Measurements: Possible drug-related incidents occurring during the 45-day period after hospitalization were identified and presented to a pair of physician-reviewers who classified incidents as to whether an ADE was present, whether the event was preventable, and the severity of the event. Medications implicated in ADEs were further characterized according to their inclusion in the 2012 Beers Criteria for Potentially Inappropriate Medication Use in Older Adults.
Results: At least one ADE was identified during the 45-day period in 18.7% (n = 187) of the 1,000 discharges.

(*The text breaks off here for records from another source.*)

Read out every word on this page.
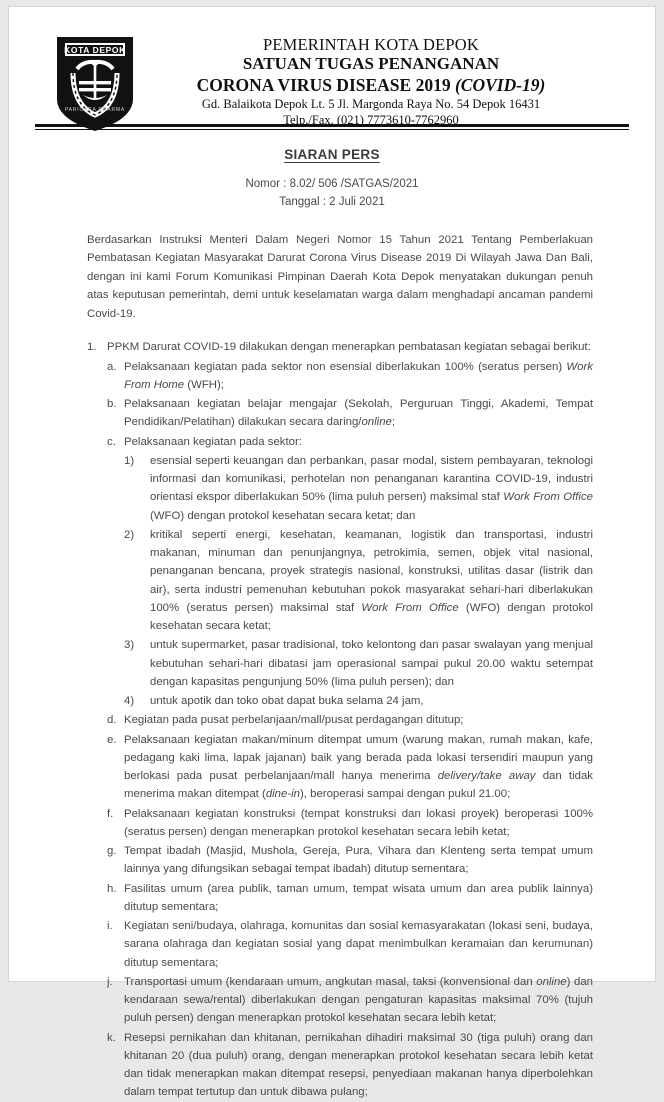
KOTA DEPOK
PARICARA DHARMA
PEMERINTAH KOTA DEPOK
SATUAN TUGAS PENANGANAN
CORONA VIRUS DISEASE 2019 (COVID-19)
Gd. Balaikota Depok Lt. 5 Jl. Margonda Raya No. 54 Depok 16431
Telp./Fax. (021) 7773610-7762960
SIARAN PERS
Nomor : 8.02/ 506 /SATGAS/2021
Tanggal : 2 Juli 2021
Berdasarkan Instruksi Menteri Dalam Negeri Nomor 15 Tahun 2021 Tentang Pemberlakuan Pembatasan Kegiatan Masyarakat Darurat Corona Virus Disease 2019 Di Wilayah Jawa Dan Bali, dengan ini kami Forum Komunikasi Pimpinan Daerah Kota Depok menyatakan dukungan penuh atas keputusan pemerintah, demi untuk keselamatan warga dalam menghadapi ancaman pandemi Covid-19.
1. PPKM Darurat COVID-19 dilakukan dengan menerapkan pembatasan kegiatan sebagai berikut:
a. Pelaksanaan kegiatan pada sektor non esensial diberlakukan 100% (seratus persen) Work From Home (WFH);
b. Pelaksanaan kegiatan belajar mengajar (Sekolah, Perguruan Tinggi, Akademi, Tempat Pendidikan/Pelatihan) dilakukan secara daring/online;
c. Pelaksanaan kegiatan pada sektor:
1)	esensial seperti keuangan dan perbankan, pasar modal, sistem pembayaran, teknologi informasi dan komunikasi, perhotelan non penanganan karantina COVID-19, industri orientasi ekspor diberlakukan 50% (lima puluh persen) maksimal staf Work From Office (WFO) dengan protokol kesehatan secara ketat; dan
2)	kritikal seperti energi, kesehatan, keamanan, logistik dan transportasi, industri makanan, minuman dan penunjangnya, petrokimia, semen, objek vital nasional, penanganan bencana, proyek strategis nasional, konstruksi, utilitas dasar (listrik dan air), serta industri pemenuhan kebutuhan pokok masyarakat sehari-hari diberlakukan 100% (seratus persen) maksimal staf Work From Office (WFO) dengan protokol kesehatan secara ketat;
3)	untuk supermarket, pasar tradisional, toko kelontong dan pasar swalayan yang menjual kebutuhan sehari-hari dibatasi jam operasional sampai pukul 20.00 waktu setempat dengan kapasitas pengunjung 50% (lima puluh persen); dan
4)	untuk apotik dan toko obat dapat buka selama 24 jam,
d. Kegiatan pada pusat perbelanjaan/mall/pusat perdagangan ditutup;
e. Pelaksanaan kegiatan makan/minum ditempat umum (warung makan, rumah makan, kafe, pedagang kaki lima, lapak jajanan) baik yang berada pada lokasi tersendiri maupun yang berlokasi pada pusat perbelanjaan/mall hanya menerima delivery/take away dan tidak menerima makan ditempat (dine-in), beroperasi sampai dengan pukul 21.00;
f. Pelaksanaan kegiatan konstruksi (tempat konstruksi dan lokasi proyek) beroperasi 100% (seratus persen) dengan menerapkan protokol kesehatan secara lebih ketat;
g. Tempat ibadah (Masjid, Mushola, Gereja, Pura, Vihara dan Klenteng serta tempat umum lainnya yang difungsikan sebagai tempat ibadah) ditutup sementara;
h. Fasilitas umum (area publik, taman umum, tempat wisata umum dan area publik lainnya) ditutup sementara;
i. Kegiatan seni/budaya, olahraga, komunitas dan sosial kemasyarakatan (lokasi seni, budaya, sarana olahraga dan kegiatan sosial yang dapat menimbulkan keramaian dan kerumunan) ditutup sementara;
j. Transportasi umum (kendaraan umum, angkutan masal, taksi (konvensional dan online) dan kendaraan sewa/rental) diberlakukan dengan pengaturan kapasitas maksimal 70% (tujuh puluh persen) dengan menerapkan protokol kesehatan secara lebih ketat;
k. Resepsi pernikahan dan khitanan, pernikahan dihadiri maksimal 30 (tiga puluh) orang dan khitanan 20 (dua puluh) orang, dengan menerapkan protokol kesehatan secara lebih ketat dan tidak menerapkan makan ditempat resepsi, penyediaan makanan hanya diperbolehkan dalam tempat tertutup dan untuk dibawa pulang;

Of the 242 ADEs identified, 35% (n = 84) were deemed preventable, of which 32% (n = 27) were characterized as serious, and 5% (n = 4) as life threatening. More than half of all ADEs occurred within the first 14 days after hospitalization. The percentage of ADEs in which Beers Criteria medications were implicated was 16.5% (n = 40). Beers criteria medications with both a high quality of evidence and strong strength of recommendation were implicated in 6.6% (n = 16) of the ADEs.
Conclusion: ADEs are common and often preventable in older adults after hospital discharge, underscoring the need to address medication safety during this high-risk period in this vulnerable population. Beers criteria medications played a small role in these events, suggesting that efforts to improve the quality and safety of medication use during this critical transition period must extend beyond a singular focus on Beers criteria medications.
Keywords: Beers medications; adverse drug events; ambulatory care setting; older adults.